Science is required at each step, with a major engagement with policy at several of the steps. A similar process has already enabled some control over the global levels of ozone-destroying chlorofluorocarbons.

Control of other gases, especially carbon dioxide, is also theoretically possible but could be much more difficult. Huge reductions in emissions compared to 'business-as usual' scenarios would be needed to stabilise future CO₂ concentrations at levels for which climate models predict only moderate changes. The perturbation of the carbon cycle by anthropogenic emissions has been in progress since before the time of Arrhenius, and will take some time to restore. And because of the dependence of modern economies on fossil-fuels, reducing emissions will require major policy changes.

In conclusion, we know that the composition of global atmosphere is changing. Human activities are a major cause. Management of our atmosphere’s composition may be possible. The scientific understanding of the causes is improving but not complete. We will need to increase measurements frequency, location, precision and to better understand the exchanges of compounds between the atmosphere and the land and oceans. Then we may have more ability to predict or even manage future changes. We must also keep in mind that the atmosphere is a complex system and there may be surprises in store.

Discussion

Does human respiration contribute to carbon levels?

David Etheridge. Yes, but it is very small probably undetectable. Respiration of plants and trees is more important. Plants are also taking carbon out of the atmosphere through photosynthesis. Animals are not large sources of CO₂. Animals are more important for methane emissions.

What is the amount of carbon dioxide going into the atmosphere from burning native forests, for example, in the Amazon?

David Etheridge. The increase in forest burning is one cause of the increase in carbon dioxide. Land clearing is also a significant, related source. But they are less than the emissions from fossil fuels about a quarter. Over the last 20 years, the contribution of burning and clearing to the atmosphere has been approximately balanced by the remaining biosphere taking out carbon dioxide through photosynthesis. This may be because the biosphere has been stimulated by greater atmospheric CO₂ levels, for example.

Will the problem of carbon dioxide emissions disappear when we run out of fossil fuels?

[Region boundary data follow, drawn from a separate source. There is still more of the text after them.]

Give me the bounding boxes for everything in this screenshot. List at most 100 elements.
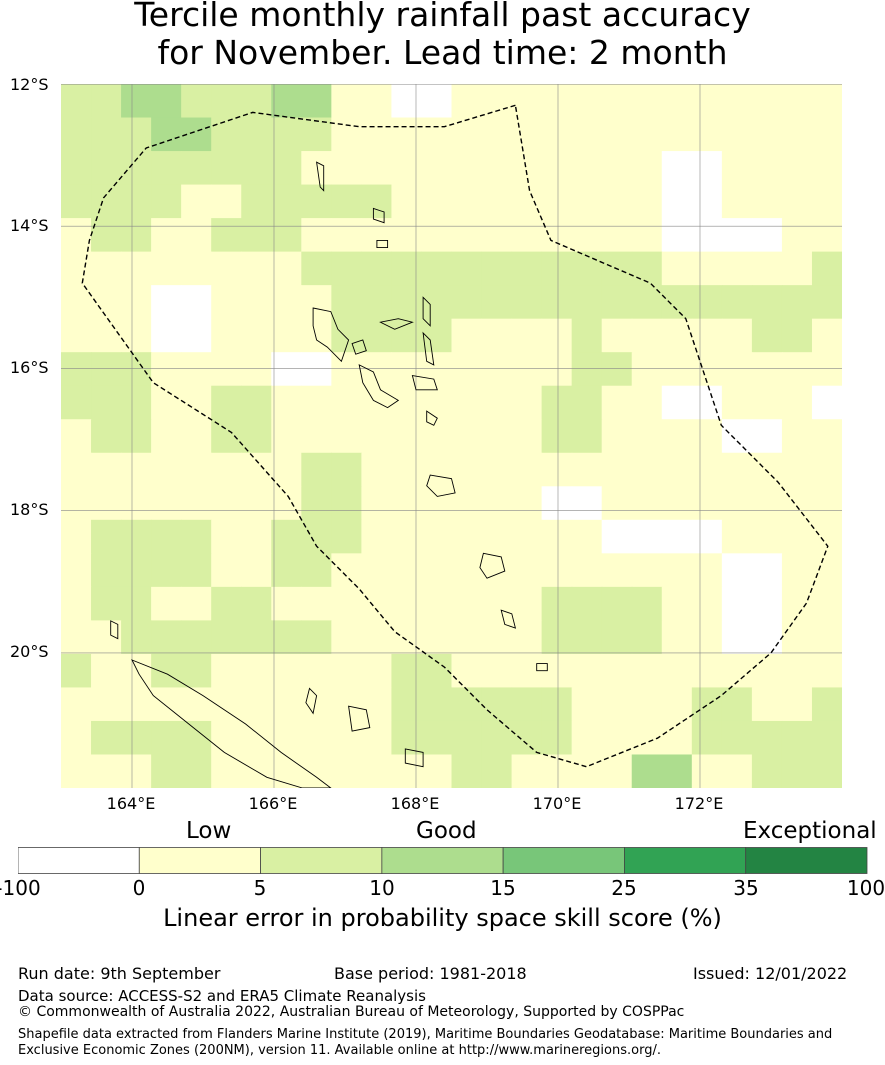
grid-cell — [751, 285, 783, 320]
grid-cell — [241, 285, 272, 320]
grid-cell — [391, 184, 423, 219]
grid-cell — [631, 586, 663, 621]
grid-cell — [721, 486, 753, 521]
grid-cell — [181, 452, 212, 487]
grid-cell — [661, 720, 693, 756]
grid-cell — [271, 419, 302, 454]
grid-cell — [361, 653, 393, 689]
grid-cell — [241, 620, 272, 655]
map-title-line2: for November. Lead time: 2 month — [157, 33, 728, 72]
grid-cell — [391, 117, 423, 152]
grid-cell — [541, 352, 573, 387]
grid-cell — [301, 754, 332, 788]
grid-cell — [331, 419, 362, 454]
grid-cell — [661, 318, 693, 353]
grid-cell — [241, 586, 272, 621]
grid-cell — [571, 452, 603, 487]
grid-cell — [391, 653, 423, 689]
grid-cell — [451, 720, 483, 756]
grid-cell — [541, 318, 573, 353]
island-outline — [404, 748, 424, 768]
grid-cell — [181, 318, 212, 353]
island-outline — [305, 687, 318, 715]
grid-cell — [391, 452, 423, 487]
grid-cell — [121, 486, 152, 521]
grid-cell — [751, 419, 783, 454]
grid-cell — [361, 486, 393, 521]
grid-cell — [451, 452, 483, 487]
grid-cell — [391, 218, 423, 253]
lat-label-14s: 14°S — [10, 216, 49, 235]
grid-cell — [331, 553, 362, 588]
grid-cell — [331, 687, 362, 722]
grid-cell — [691, 117, 723, 152]
grid-cell — [661, 285, 693, 320]
grid-cell — [271, 352, 302, 387]
grid-cell — [121, 687, 152, 722]
grid-cell — [271, 486, 302, 521]
grid-cell — [121, 553, 152, 588]
grid-cell — [451, 318, 483, 353]
grid-cell — [481, 452, 513, 487]
skill-score-map — [61, 84, 842, 788]
grid-cell — [601, 218, 633, 253]
grid-cell — [721, 151, 753, 186]
grid-cell — [421, 519, 453, 554]
grid-cell — [811, 218, 842, 253]
grid-cell — [391, 318, 423, 353]
grid-cell — [421, 486, 453, 521]
grid-cell — [691, 184, 723, 219]
grid-cell — [331, 620, 362, 655]
grid-cell — [631, 84, 663, 119]
lon-label-170e: 170°E — [532, 794, 582, 813]
grid-cell — [121, 620, 152, 655]
grid-cell — [61, 419, 92, 454]
grid-cell — [571, 151, 603, 186]
grid-cell — [241, 84, 272, 119]
grid-cell — [571, 620, 603, 655]
grid-cell — [391, 419, 423, 454]
grid-cell — [571, 720, 603, 756]
grid-cell — [271, 285, 302, 320]
grid-cell — [301, 486, 332, 521]
island-outline — [479, 552, 506, 579]
grid-cell — [271, 519, 302, 554]
grid-cell — [571, 553, 603, 588]
grid-cell — [811, 720, 842, 756]
grid-cell — [451, 553, 483, 588]
grid-cell — [241, 419, 272, 454]
grid-cell — [271, 318, 302, 353]
grid-cell — [781, 151, 813, 186]
run-date: Run date: 9th September — [18, 964, 221, 983]
grid-cell — [811, 486, 842, 521]
grid-cell — [601, 553, 633, 588]
grid-cell — [391, 687, 423, 722]
grid-cell — [691, 486, 723, 521]
grid-cell — [151, 754, 182, 788]
grid-cell — [421, 419, 453, 454]
grid-cell — [241, 352, 272, 387]
island-outline — [351, 339, 367, 355]
grid-cell — [511, 486, 543, 521]
grid-cell — [691, 218, 723, 253]
grid-cell — [271, 754, 302, 788]
islands — [110, 161, 548, 788]
grid-cell — [301, 117, 332, 152]
colorbar-tick: 10 — [369, 876, 395, 900]
grid-cell — [691, 720, 723, 756]
grid-cell — [601, 620, 633, 655]
grid-cell — [331, 151, 362, 186]
grid-cell — [361, 620, 393, 655]
grid-cell — [631, 754, 663, 788]
base-period: Base period: 1981-2018 — [334, 964, 527, 983]
grid-cell — [181, 151, 212, 186]
grid-cell — [91, 352, 122, 387]
grid-cell — [271, 687, 302, 722]
grid-cell — [301, 419, 332, 454]
grid-cell — [211, 218, 242, 253]
grid-cell — [91, 519, 122, 554]
grid-cell — [571, 318, 603, 353]
grid-cell — [61, 754, 92, 788]
grid-cell — [721, 285, 753, 320]
grid-cell — [421, 184, 453, 219]
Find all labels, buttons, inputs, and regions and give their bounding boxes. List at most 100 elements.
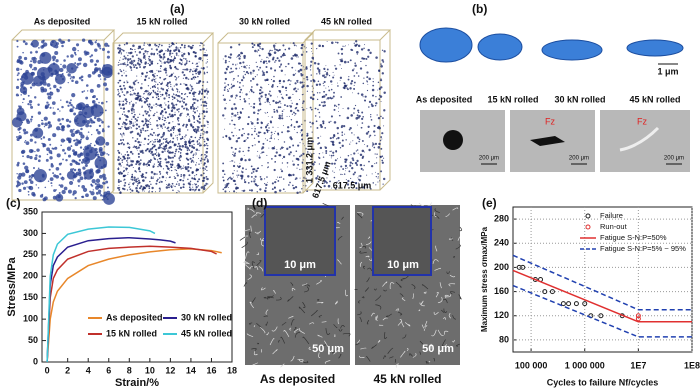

David Etheridge. We may run out of fossil fuels but we’re talking about a very long time. There are very large amounts of fossil fuel reserves out there. If we burnt all of them, depending on the rate, this would lead to an enormous increase in atmospheric carbon dioxide. Before we could burn it, our actions could be limited by climate change.

Which other components of the atmosphere would be part of the hit list?

David Etheridge. Methane and nitrous oxide both greenhouse gases are increasing. We know fairly well the sources to target if we want to act on them. They may be more amenable to management than carbon dioxide, especially methane, due to its shorter atmospheric lifetime. Synthetic species such as chlorofluorocarbons have seen a change in levels. The new replacement species for CFCs are now
found in the atmosphere and they may not be inert for example, although they do not harm ozone, in some cases they are greenhouse gases, or have an effect on atmospheric chemistry. We need to keep a watch on them.